According to Australia’s Fraser Coast Chronicle, businesses will be provided with a rating score but will not be required to post it. The hope is that businesses receiving a stellar score will see the marketing advantage and will voluntarily post the ratings – while those not posting due to less-than-ideal ratings will raise their level of attention to get the higher rating.
Businesses will not be forced to display their ratings but the thinking is those with better scores will display to gain customer trust and improved trade.
A report showed those with a lower rating would be made to pay more fees, while the businesses that scored better paid less because fewer inspections were needed.
Joep Dekker from Wild Lotus in Hervey Bay said he would proudly display his score.
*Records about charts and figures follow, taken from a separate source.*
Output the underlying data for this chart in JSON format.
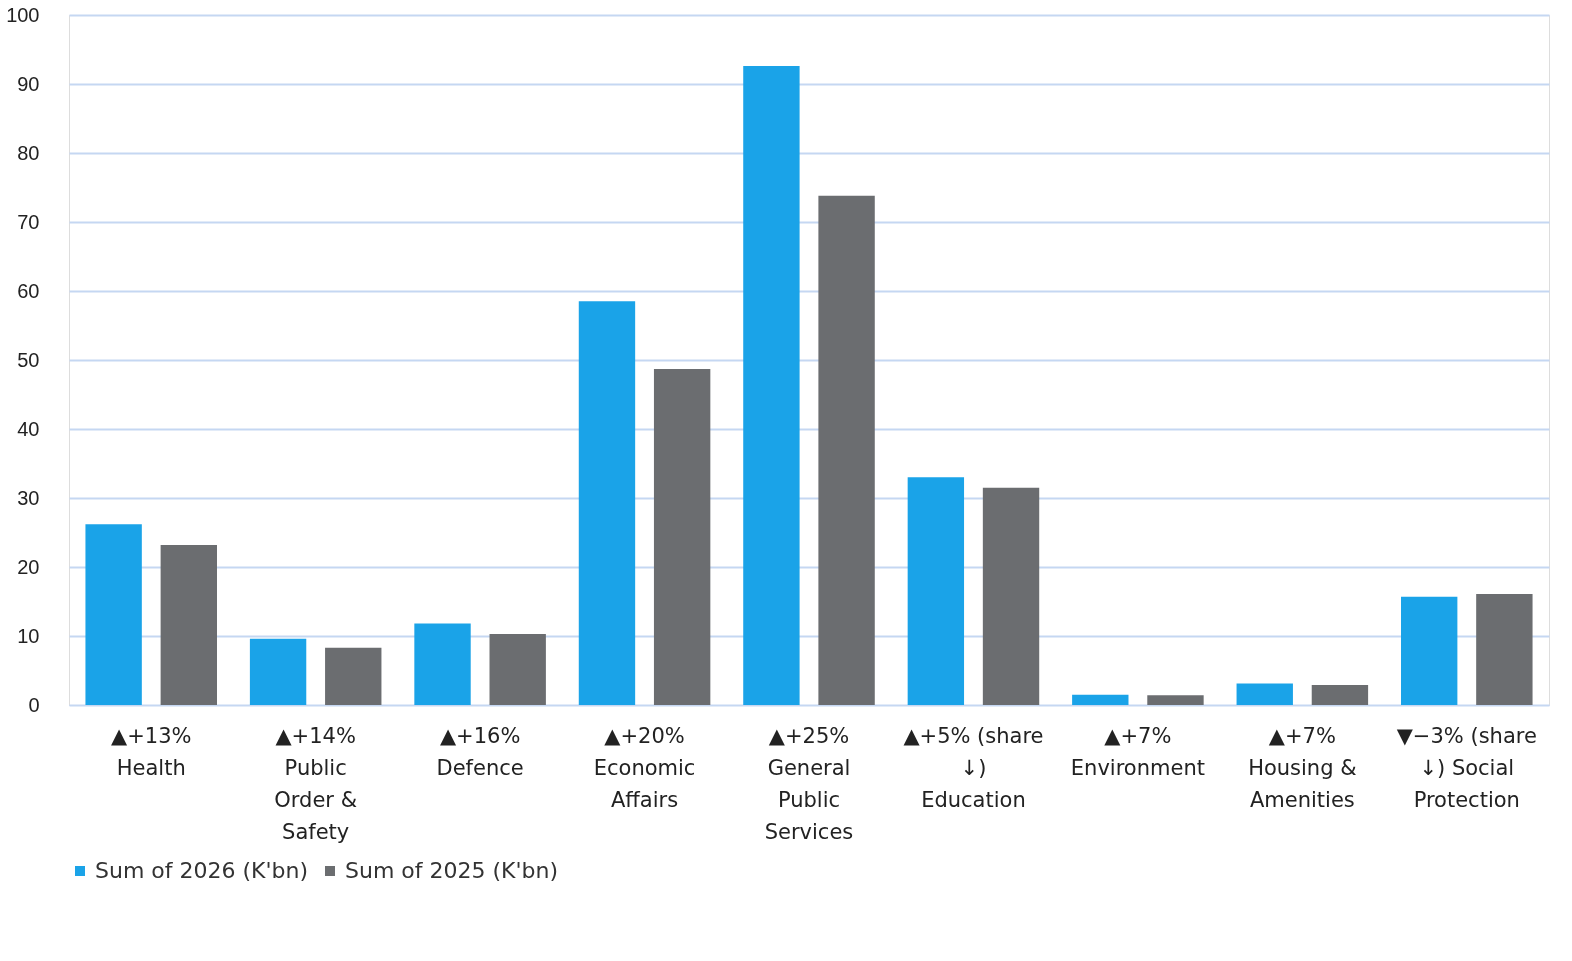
{
  "chart_data": {
    "type": "bar",
    "categories": [
      "▲+13% Health",
      "▲+14% Public Order & Safety",
      "▲+16% Defence",
      "▲+20% Economic Affairs",
      "▲+25% General Public Services",
      "▲+5% (share ↓) Education",
      "▲+7% Environment",
      "▲+7% Housing & Amenities",
      "▼−3% (share ↓) Social Protection"
    ],
    "series": [
      {
        "name": "Sum of 2026 (K'bn)",
        "color": "#1aa3e8",
        "values": [
          26.2,
          9.6,
          11.8,
          58.5,
          92.6,
          33.0,
          1.5,
          3.1,
          15.7
        ]
      },
      {
        "name": "Sum of 2025 (K'bn)",
        "color": "#6b6d70",
        "values": [
          23.2,
          8.3,
          10.3,
          48.7,
          73.8,
          31.5,
          1.4,
          2.9,
          16.1
        ]
      }
    ],
    "ylim": [
      0,
      100
    ],
    "yticks": [
      0,
      10,
      20,
      30,
      40,
      50,
      60,
      70,
      80,
      90,
      100
    ],
    "grid": "y",
    "legend": "bottom"
  }
}
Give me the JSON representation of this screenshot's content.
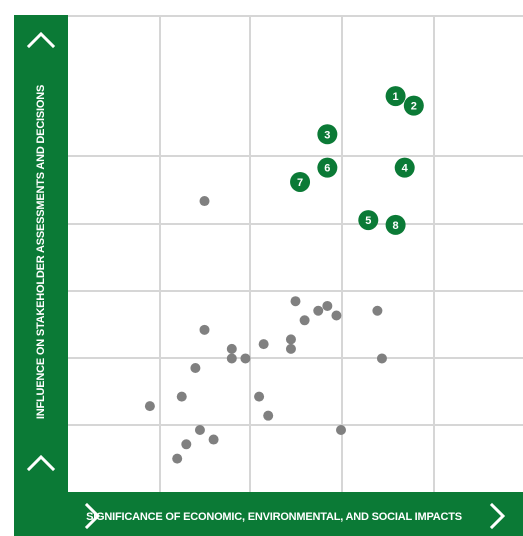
{
  "chart_data": {
    "type": "scatter",
    "xlabel": "SIGNIFICANCE OF ECONOMIC, ENVIRONMENTAL, AND SOCIAL IMPACTS",
    "ylabel": "INFLUENCE ON STAKEHOLDER ASSESSMENTS AND DECISIONS",
    "xlim": [
      0,
      10
    ],
    "ylim": [
      0,
      10
    ],
    "grid": true,
    "colors": {
      "accent": "#0b7a36",
      "point": "#808080",
      "grid": "#d6d6d6"
    },
    "icons": {
      "y_axis": "chevron-up-icon",
      "x_axis": "chevron-right-icon"
    },
    "points": [
      {
        "x": 1.8,
        "y": 1.8
      },
      {
        "x": 2.4,
        "y": 0.7
      },
      {
        "x": 2.6,
        "y": 1.0
      },
      {
        "x": 2.9,
        "y": 1.3
      },
      {
        "x": 3.2,
        "y": 1.1
      },
      {
        "x": 2.5,
        "y": 2.0
      },
      {
        "x": 2.8,
        "y": 2.6
      },
      {
        "x": 3.0,
        "y": 3.4
      },
      {
        "x": 3.0,
        "y": 6.1
      },
      {
        "x": 3.6,
        "y": 3.0
      },
      {
        "x": 3.6,
        "y": 2.8
      },
      {
        "x": 3.9,
        "y": 2.8
      },
      {
        "x": 4.2,
        "y": 2.0
      },
      {
        "x": 4.3,
        "y": 3.1
      },
      {
        "x": 4.4,
        "y": 1.6
      },
      {
        "x": 4.9,
        "y": 3.0
      },
      {
        "x": 4.9,
        "y": 3.2
      },
      {
        "x": 5.0,
        "y": 4.0
      },
      {
        "x": 5.2,
        "y": 3.6
      },
      {
        "x": 5.5,
        "y": 3.8
      },
      {
        "x": 5.7,
        "y": 3.9
      },
      {
        "x": 5.9,
        "y": 3.7
      },
      {
        "x": 6.0,
        "y": 1.3
      },
      {
        "x": 6.8,
        "y": 3.8
      },
      {
        "x": 6.9,
        "y": 2.8
      }
    ],
    "highlights": [
      {
        "label": "1",
        "x": 7.2,
        "y": 8.3
      },
      {
        "label": "2",
        "x": 7.6,
        "y": 8.1
      },
      {
        "label": "3",
        "x": 5.7,
        "y": 7.5
      },
      {
        "label": "4",
        "x": 7.4,
        "y": 6.8
      },
      {
        "label": "5",
        "x": 6.6,
        "y": 5.7
      },
      {
        "label": "6",
        "x": 5.7,
        "y": 6.8
      },
      {
        "label": "7",
        "x": 5.1,
        "y": 6.5
      },
      {
        "label": "8",
        "x": 7.2,
        "y": 5.6
      }
    ]
  }
}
He said he was confident of a strong rating because he knew his business had high standards when it came to cleanliness.
“It is something to be proud of, a good score,” he said.
According to the Journal Gazette, Fort Wayne-Allen County (Indiana) health department is taking a different path to disclosing inspections: Moving to a risk-based rating and a corresponding smartphone ap.
Ann Applegate, director of the health department’s Food and Consumer Protection Division, said her department is considering programs from across the country to find a good match for the county.
“We have been looking at several different models of these restaurant grading systems and seeing how we can implement those into what we currently have,” Applegate said.
The new grading scale or points system would place more emphasis on risk-based violations, making it easier for the public to understand the severity of the violation.
[Mindy] Waldron said the department is also in the process of developing an app for smartphones that would allow people to view public documents such as food and beverage inspections.